Even before the pandemic, China supplied the world market almost half of the basic personal protective equipment, such as surgical masks and gloves, respirators, protective garments and medical googles and shoe covers. Its export of these supplies will not only be crucial for the poor nations to fight Covid-19 and other diseases but will also help Beijing claim regional, or even global, leadership in health governance, especially when the West is lagging behind China in Covid-19 management.

Thus, China will likely continue to expand its global medical supply chain and investment through the Health Silk Road and make inroads into manufacturing and exporting sophisticated medical products. The developing nations’ limited manufacturing capabilities of these medical products and their acceptance of Chinese technology will facilitate China’s expansion into producing basic health equipment in the industrial parks that have already been built under the BRI. This expansion, in turn, will help China establish a central role in the regional and global medical supply chains.

ASEAN to benefit

Rising Sino-US tension and wariness in the developed world of dependence on China’s protective gear and basic medical supplies have made South-east Asia, ASEAN in particular, an ideal destination for China to off-shore the production of its medical equipment and supplies. ASEAN is going to be a crucial region for China’s digital BRI expansion as it has been for the traditional BRI, especially when these countries have received China’s medical assistance and advice during the Covid-19 crisis.
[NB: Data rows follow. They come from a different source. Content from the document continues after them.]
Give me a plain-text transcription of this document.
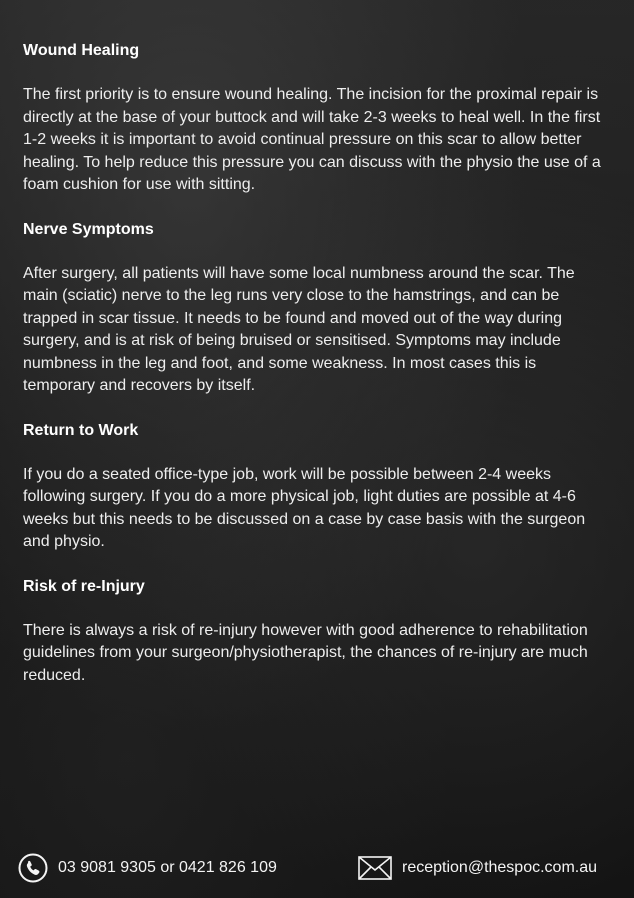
Wound Healing
The first priority is to ensure wound healing. The incision for the proximal repair is directly at the base of your buttock and will take 2-3 weeks to heal well. In the first 1-2 weeks it is important to avoid continual pressure on this scar to allow better healing. To help reduce this pressure you can discuss with the physio the use of a foam cushion for use with sitting.
Nerve Symptoms
After surgery, all patients will have some local numbness around the scar. The main (sciatic) nerve to the leg runs very close to the hamstrings, and can be trapped in scar tissue. It needs to be found and moved out of the way during surgery, and is at risk of being bruised or sensitised. Symptoms may include numbness in the leg and foot, and some weakness. In most cases this is temporary and recovers by itself.
Return to Work
If you do a seated office-type job, work will be possible between 2-4 weeks following surgery. If you do a more physical job, light duties are possible at 4-6 weeks but this needs to be discussed on a case by case basis with the surgeon and physio.
Risk of re-Injury
There is always a risk of re-injury however with good adherence to rehabilitation guidelines from your surgeon/physiotherapist, the chances of re-injury are much reduced.
03 9081 9305 or 0421 826 109	reception@thespoc.com.au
China will engage the region with a multi-aspect approach to accommodate the different stages of economic development of these countries. Poor countries may get more Chinese assistance, trade and investment in the construction of basic public health infrastructure, while rich economies will get more scientific exchange and management cooperation through health professionals and scientists.

The purpose is to integrate the digital functions in the different countries’ healthcare systems. This will not only make them more efficient but also promote China’s digital health and biotechnological standards and, hence, increase its regional influence. 

This is exactly China’s new world view under its dual circulation policy that sees its internal circulation sit in the centre of Asia, engaging regional and global capital, financial and technological markets for enhancing domestic growth and driving regional growth. Ultimately, all this reveals Beijing’s BRI vision to draw China’s neighbours closer to its economic embrace as a long-term development strategy to counter external exigencies and global demand shift.